É fato que a recuperação judicial é um procedimento bem comum no Brasil. Um exemplo é a famosa livraria Saraiva, que entrou com o pedido de recuperação judicial em 2018 após acumular dívidas que passavam de R$ 674 milhões. Então se você busca entender a recuperação judicial de forma rápida neste artigo, esqueça!
Esse é um daqueles conteúdos que é necessário passar horas e horas estudando para compreender todos os mínimos detalhes. Mas calma! Apesar de ser uma temática complexa, eu busquei trazer o mais simples e didático possível as características desse processo de recuperação. Vamos nessa?

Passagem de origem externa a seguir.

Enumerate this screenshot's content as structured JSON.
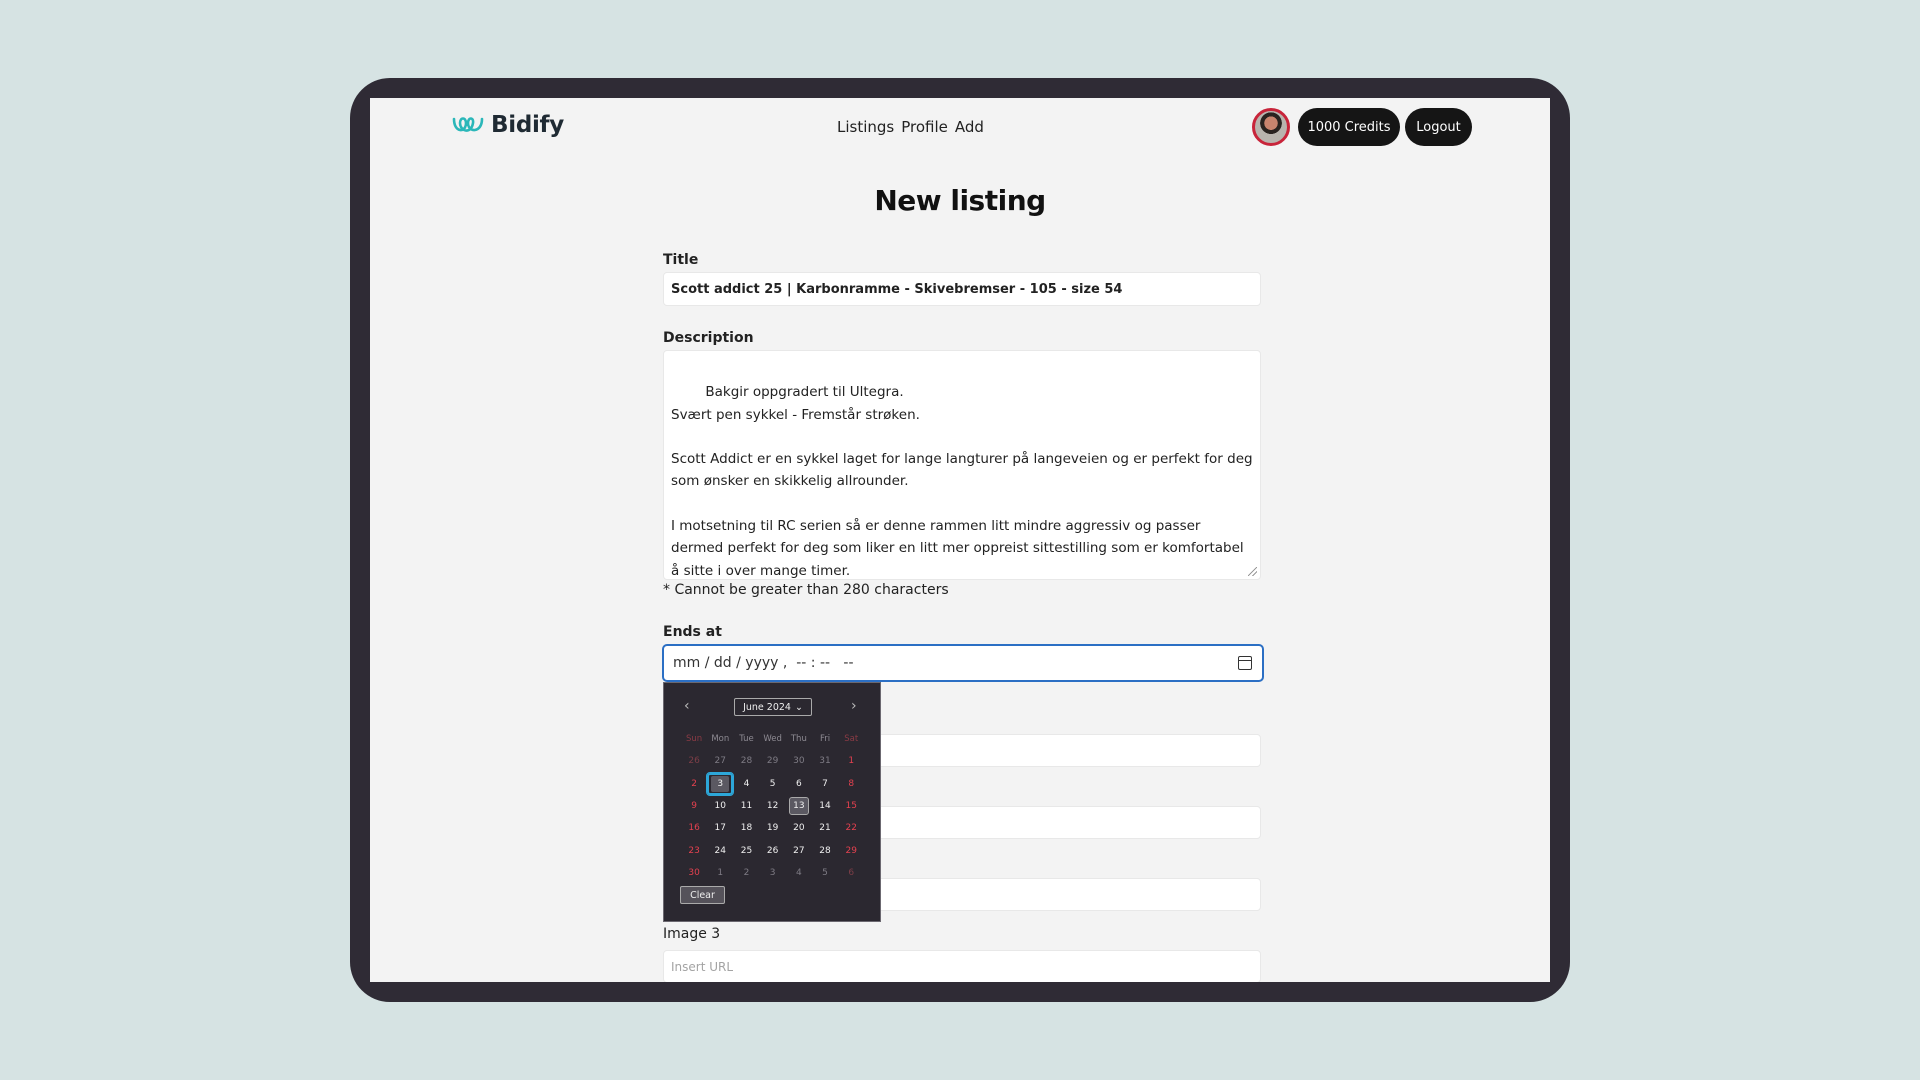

O que é recuperação judicial?
Falamos em uma medida para solucionar a crise que uma empresa passa, evitando que uma crise iminente ocorra na sua atividade empresarial. Esse conceito está presente no artigo 47 da Lei n° 11.101/2005 e possui para sua concretização, uma série de elementos essenciais para sua formação, são eles:
- Série de atos
- Consentimento dos credores
- Concessão judicial
- Superação da crise
- Manutenção das Empresas Viáveis
Série de atos
É necessária uma série de atos para possibilitar a recuperação, como mudanças nas relações com os credores (novação é um exemplo).
Consentimento dos credores
Todos os atos que serão praticados pelo devedor na recuperação judicial dependem do consentimento dos credores. Lembrando que não é o consentimento de TODOS, mas sim, uma manifestação que contenha representatividade.
Concessão Judicial
Para que haja um controle da recuperação judicial, é necessário a intervenção do Poder Judiciário. Nesse caso, o papel não é atuar de forma direta, mas sim, supervisionar as medidas adotadas.
Superação da Crise
Esse ponto é bem simples e se liga diretamente com o conceito de recuperação judicial, pois a empresa que está nesse processo, busca a superação de uma crise para manter toda uma estrutura em pleno funcionamento.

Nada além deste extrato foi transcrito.